The Seattle City Council is once again embroiled in a legal dispute with a gig economy company over efforts to provide labor protections to the workers that power the industry.
Instacart filed a lawsuit Friday over a new Seattle ordinance that would force the grocery delivery company and others like it to give drivers premium pay during the pandemic.
The complaint, first spotted by the Seattle news blog SCC Insight, claims the ordinance violates state and federal law by implementing a fee on a specific business category and establishing illegal parameters on contracts between Instacart, its drivers, and customers.
The law, passed earlier this month, requires food delivery companies to pay drivers $2.50 per delivery on top of their regular rates. The hazard pay is intended to offset the costs and risks that drivers are dealing with during the pandemic, like acquiring protective gear and cleaning vehicles between trips. Instacart says it already provides unlimited access to those supplies for its delivery drivers.
The premium pay mandate remains in effect for the duration of the state of emergency declared in March due to COVID-19. The law will be automatically repealed three years after the civil emergency ends if the City Council doesn’t take action on it before that time.

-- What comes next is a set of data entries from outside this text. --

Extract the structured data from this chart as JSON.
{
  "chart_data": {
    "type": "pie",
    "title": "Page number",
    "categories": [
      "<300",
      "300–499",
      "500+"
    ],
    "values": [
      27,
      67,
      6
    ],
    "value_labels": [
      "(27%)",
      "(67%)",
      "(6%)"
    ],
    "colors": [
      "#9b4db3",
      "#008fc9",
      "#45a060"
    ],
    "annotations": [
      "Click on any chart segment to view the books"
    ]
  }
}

Instacart’s primary objection to the law is the three-year duration, which the company says forces it to “unsustainably subsidize service in Seattle for years to come.”
The legislation prohibits grocery delivery companies from passing on premium pay costs to customers. It also forbids the platforms from reducing worker compensation or service areas within the city.
The Washington Food Industry Association, an organization representing grocery stores and delivery businesses, joined Instacart in the lawsuit. They claim Seattle “makes unprecedented intrusions into a business’s most fundamental management decisions.”